Saturday, October 19, 2013

A Fantastic Cancer Voyage Chapter 2 III

From the first moment my wife discovered she had breast cancer, there was a deafening silence from the men I know. Even ones whose wives, mothers or girlfriends had breast cancer seemed to have received a gag order from some Central Cancer Command and did little more than mumble about the experience. Not one to shut up for any known reason, I started this blog…

One of my fondest memories as a kid is watching the movie FANTASTIC VOYAGE. In it, a group of scientists and their ultra-futuristic laser-packing “submarine” are reduced to cell size and injected into the blood vessels of a world diplomat in order to destroy a blood clot in his brain.

What would a FANTASTIC VOYAGE: Breast Cancer look like? I’m going to write a novel here, short chapter by short chapter and I’m going to include the latest research and I’m going to imagine the entire story here for your delectation. If you want to start at the beginning, look left. Scroll down to LABELS. The first one is “A Fantastic Cancer Voyage”. Click on it. Scroll to the bottom and you will find episode on. Let me know what you think after you’ve read the whole thing!

Dr. Olubunmi Nwagbara studied the Reverend Dr. Isamar Noor then said, “I hope so, Reverend. I hope that you’ll be praying to your God that everything will be different after the surgery.”

He nodded and held up his tablet computer, saying, “It’s on my list of things to be praying for.”

She grunted and couldn’t help but smile a bit. Then she nodded and said, “Get out of here. You can join the rapidly growing crowd that will be inside the sub.”

He bowed from the waist after standing – an amazingly accurate and honorable Japanese gesture – and left her office. She stared after him for fifteen seconds, then got back to work. She paused with her requisition list, then made up another list: Herself, Hirini Kenana, Reverend Dr. Isamar Noor. She pursed her lips. The team was decidedly in the opposition’s favor. Not that either of the men would oppose her, but she didn’t like the balance of the group she’d be sliding through the depths of Kim Lin Anzan’s bloodstream and breasts with.

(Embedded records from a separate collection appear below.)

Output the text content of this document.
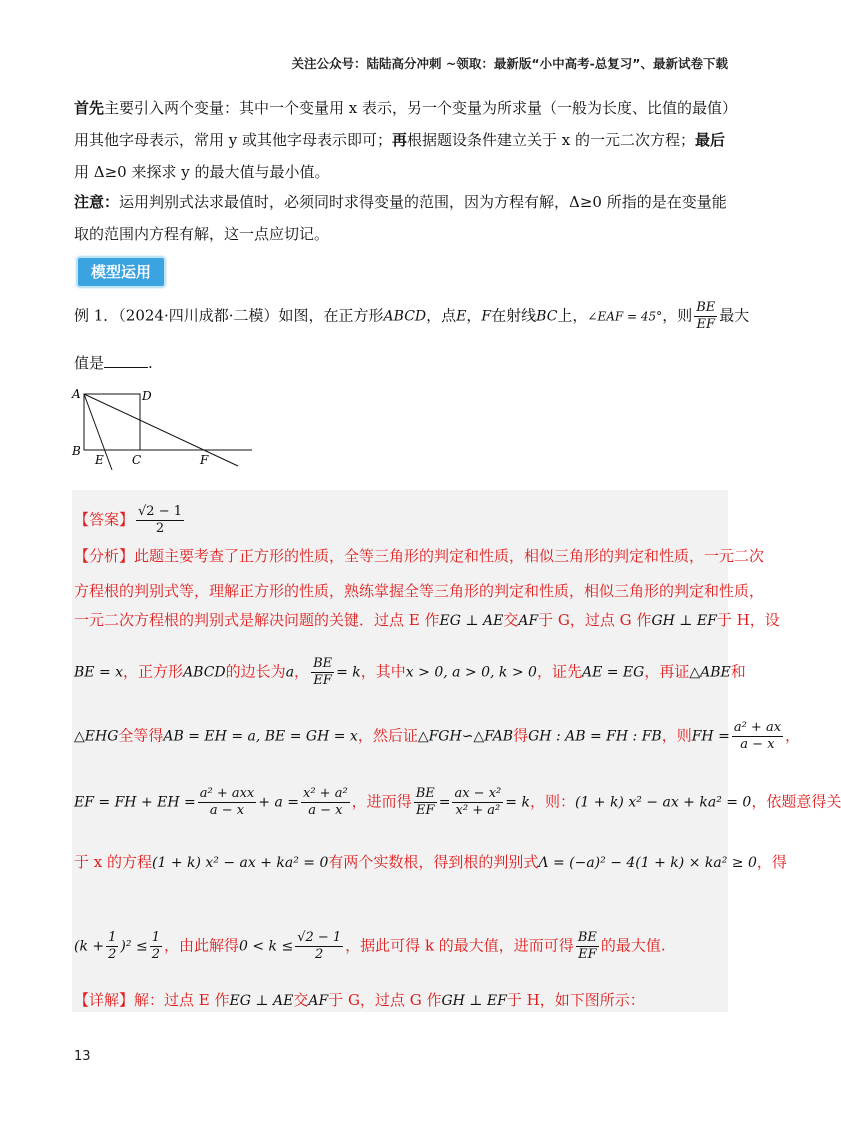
关注公众号：陆陆高分冲刺 ~领取：最新版“小中高考-总复习”、最新试卷下载
首先主要引入两个变量：其中一个变量用 x 表示，另一个变量为所求量（一般为长度、比值的最值）用其他字母表示，常用 y 或其他字母表示即可；再根据题设条件建立关于 x 的一元二次方程；最后用 Δ≥0 来探求 y 的最大值与最小值。
注意：运用判别式法求最值时，必须同时求得变量的范围，因为方程有解，Δ≥0 所指的是在变量能取的范围内方程有解，这一点应切记。
模型运用
例 1．（2024·四川成都·二模）如图，在正方形ABCD，点E，F在射线BC上，∠EAF = 45°，则 $\frac{BE}{EF}$ 最大
值是	.
A	D
B
E C	F
【答案】 $\frac{√2 - 1}{2}$
【分析】此题主要考查了正方形的性质，全等三角形的判定和性质，相似三角形的判定和性质，一元二次
方程根的判别式等，理解正方形的性质，熟练掌握全等三角形的判定和性质，相似三角形的判定和性质，
一元二次方程根的判别式是解决问题的关键．过点 E 作EG ⊥ AE交AF于 G，过点 G 作GH ⊥ EF于 H，设
BE = x，正方形ABCD的边长为a， $\frac{BE}{EF} = k$，其中x > 0, a > 0, k > 0，证先AE = EG，再证△ABE和
△EHG全等得AB = EH = a, BE = GH = x，然后证△FGH∽△FAB得GH : AB = FH : FB，则FH = $\frac{\text{a² + ax}}{a - x}$ ，
EF = FH + EH = $\frac{\text{a² + axx}}{a - x} + a = \frac{\text{x² + a²}}{a - x}$ ，进而得 $\frac{BE}{EF} = \frac{\text{ax − x²}}{\text{x² + a²}} = k$，则：(1 + k) x² − ax + ka² = 0，依题意得关
于 x 的方程(1 + k) x² − ax + ka² = 0有两个实数根，得到根的判别式Λ = (−a)² − 4(1 + k) × ka² ≥ 0，得
$(k + \frac{1}{2} )^2 \le \frac{1}{2}$ ，由此解得$0 < k \le \frac{√2 - 1}{2}$ ，据此可得 k 的最大值，进而可得 $\frac{BE}{EF}$ 的最大值.
【详解】解：过点 E 作EG ⊥ AE交AF于 G，过点 G 作GH ⊥ EF于 H，如下图所示：
13
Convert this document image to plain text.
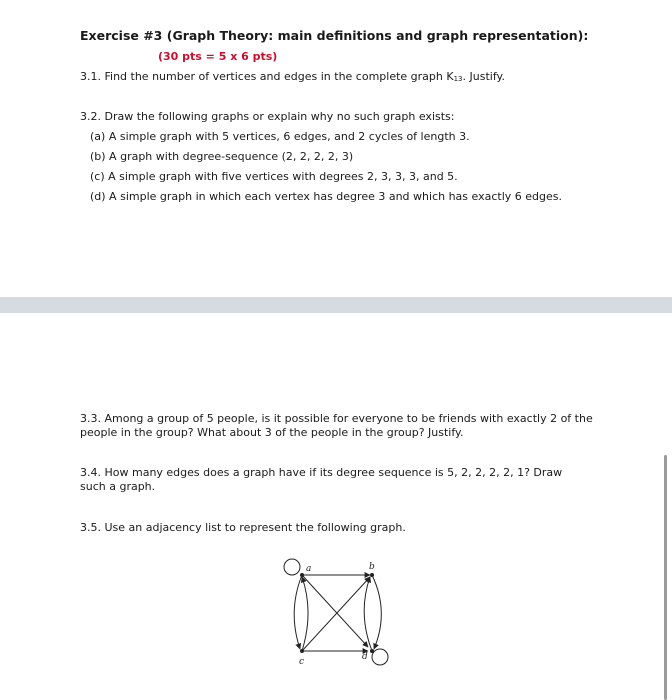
Exercise #3 (Graph Theory: main definitions and graph representation):
(30 pts = 5 x 6 pts)
3.1. Find the number of vertices and edges in the complete graph $K_{13}$. Justify.
3.2. Draw the following graphs or explain why no such graph exists:
(a) A simple graph with 5 vertices, 6 edges, and 2 cycles of length 3.
(b) A graph with degree-sequence (2, 2, 2, 2, 3)
(c) A simple graph with five vertices with degrees 2, 3, 3, 3, and 5.
(d) A simple graph in which each vertex has degree 3 and which has exactly 6 edges.
3.3. Among a group of 5 people, is it possible for everyone to be friends with exactly 2 of the
people in the group? What about 3 of the people in the group? Justify.
3.4. How many edges does a graph have if its degree sequence is 5, 2, 2, 2, 2, 1? Draw
such a graph.
3.5. Use an adjacency list to represent the following graph.
a	b
c	d
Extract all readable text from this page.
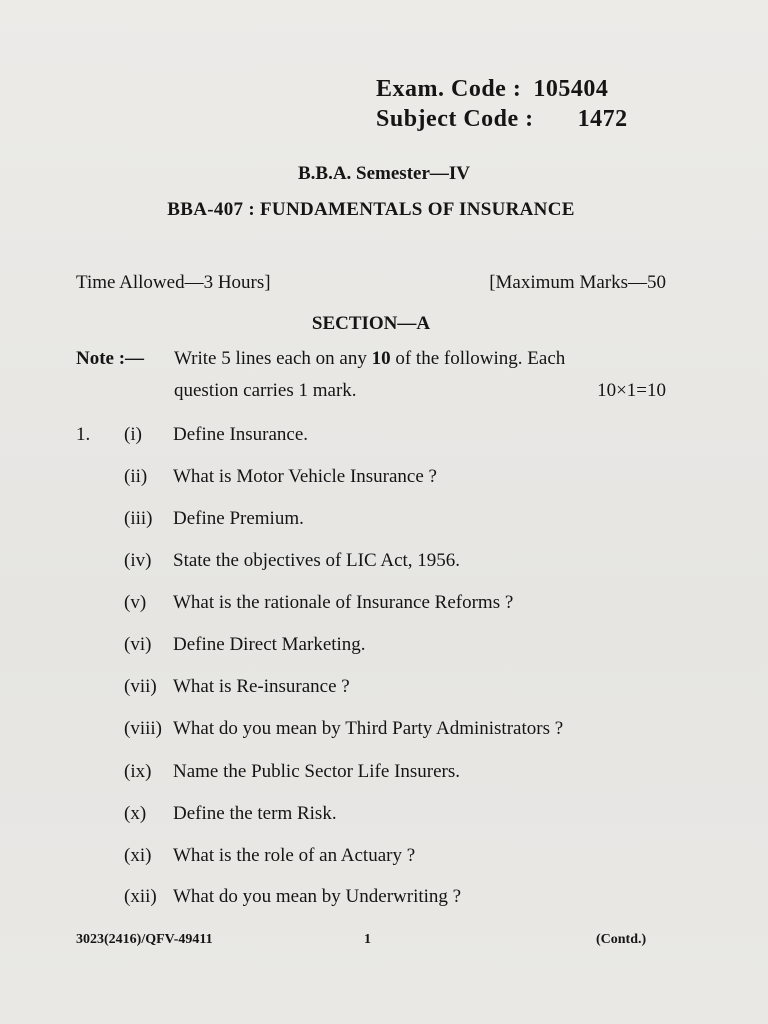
Exam. Code : 105404
Subject Code : 1472
B.B.A. Semester—IV
BBA-407 : FUNDAMENTALS OF INSURANCE
Time Allowed—3 Hours]	[Maximum Marks—50
SECTION—A
Note :— Write 5 lines each on any 10 of the following. Each
question carries 1 mark.	10×1=10
1. (i) Define Insurance.
(ii) What is Motor Vehicle Insurance ?
(iii) Define Premium.
(iv) State the objectives of LIC Act, 1956.
(v) What is the rationale of Insurance Reforms ?
(vi) Define Direct Marketing.
(vii) What is Re-insurance ?
(viii) What do you mean by Third Party Administrators ?
(ix) Name the Public Sector Life Insurers.
(x) Define the term Risk.
(xi) What is the role of an Actuary ?
(xii) What do you mean by Underwriting ?
3023(2416)/QFV-49411	1	(Contd.)
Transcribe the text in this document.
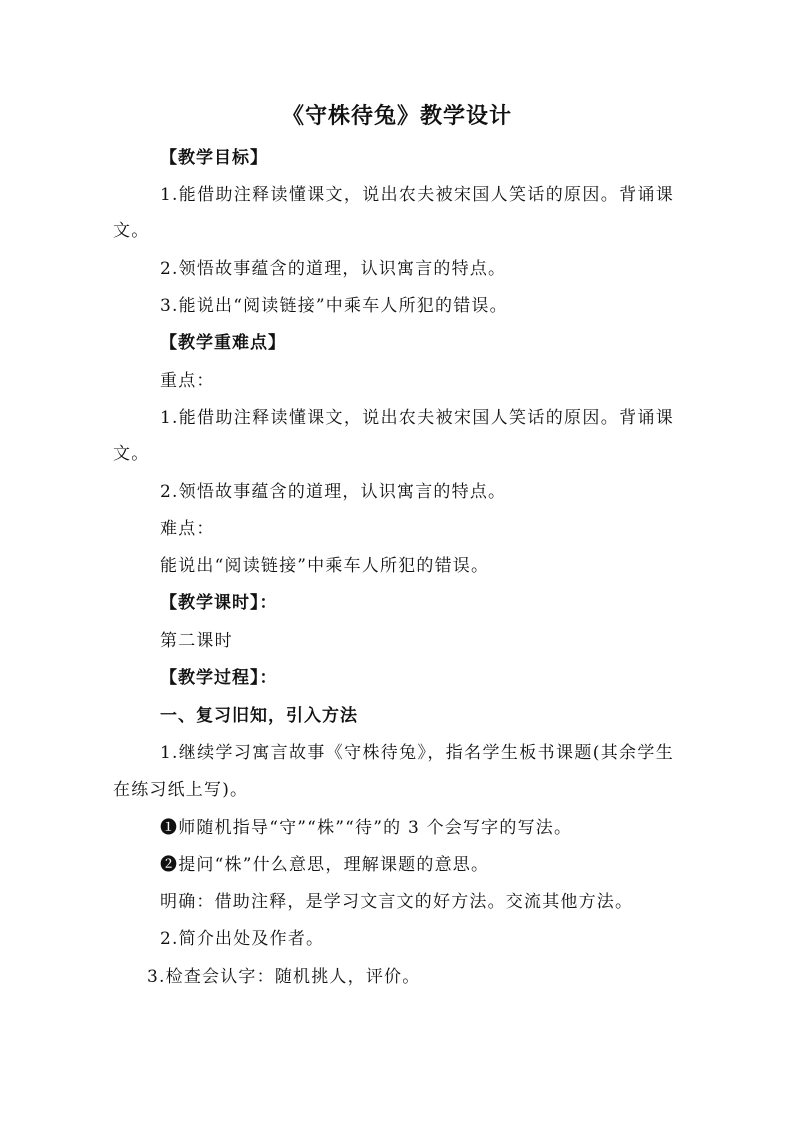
《守株待兔》教学设计
【教学目标】
1.能借助注释读懂课文，说出农夫被宋国人笑话的原因。背诵课
文。
2.领悟故事蕴含的道理，认识寓言的特点。
3.能说出“阅读链接”中乘车人所犯的错误。
【教学重难点】
重点：
1.能借助注释读懂课文，说出农夫被宋国人笑话的原因。背诵课
文。
2.领悟故事蕴含的道理，认识寓言的特点。
难点：
能说出“阅读链接”中乘车人所犯的错误。
【教学课时】：
第二课时
【教学过程】：
一、复习旧知，引入方法
1.继续学习寓言故事《守株待兔》，指名学生板书课题(其余学生
在练习纸上写)。
❶师随机指导“守”“株”“待”的 3 个会写字的写法。
❷提问“株”什么意思，理解课题的意思。
明确：借助注释，是学习文言文的好方法。交流其他方法。
2.简介出处及作者。
3.检查会认字：随机挑人，评价。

In fact, the more she thought about it, the less satisfied she was that so far herself and a couple of men would be the primary passengers on a mission to destroy breast cancer.

She leaned back in her desk chair and stared out at the sleet still whipping the Thirtieth Floor windows. She wasn’t here often, but reserved the place for entertaining important donors, reporters and other politicians. She lifted her tablet computer from the desk, put her feet up and tapped the screen, projecting a list of men and women who’d assisted in experimental picosub surgery in the past. Some of them wouldn’t be able to stand the presence of a religious man – those she eliminated right away. For all his philosophical yammering, the Dr. Reverend made a good foil to Kim Lin Anzan’s Catholic-Buddhist-Hindu-Daoist world view. But she needed someone who would be both tolerant of religion and invested in nanomedicine.

Tough combo because the relative invisibility of the machinery and the electroencephalogram connection made it seem like magic. The right couldn’t tolerate the a-religion of it; the left couldn’t tolerate spiritualization of anything.

Three images finally fell out of the crowd: Dr. Mackenzie Phan,  Machig Rabten, P.A., and Dr. Yameri Niazi. All three were oncology experts, Mac and Machig in breast cancer, Yameri in metastatic breast cancer.

She kept Yameri after only a moment’s thought. There was a good chance they’d meet metastatic cancers on their fantastic voyage through Kim Lin’s body.  She’d need someone capable of both identifying the cancer and devising a way to deal with it. She kept the other two as well, though. Mac was a master at theory, Machig at application.

Besides, it would keep the men in check: four to two.

He intercom tweedled. She activated it from her tablet and said, “What can I do for you Alex?”

Her boss’ image hovered over her tablet for a moment as he looked at her. He scowled for a moment. He opened his mouth then shut it. She frowned and said, “What?”

“I’m coming with you.”

“I’m not going anywhere.”

“You know what I mean.”

“You’re going to add your consciousness to the crowd I already have in the sub.”

“What crowd?” She ticked off the names and he nodded, saying, “Good. You’ll need someone who has politics on the brain amidst all you squints.”

“‘Squints’?”

“Term from my favorite show as a kid – ‘Bones’. It’s what the FBI guy called all your microscope guys – it’s what you always do when you’re looking at your clues. You squint.”

She smiled, nodded, and said, “Perfect. Welcome to the team. The membership is now closed.”

He drew a hand over his forehead and said, “Whew. Now that I took care of that, you can get on to the real work.” He disappeared.

She said to the air, “Politics IS the real work, sweetie, the rest is science and that’s the easy part.”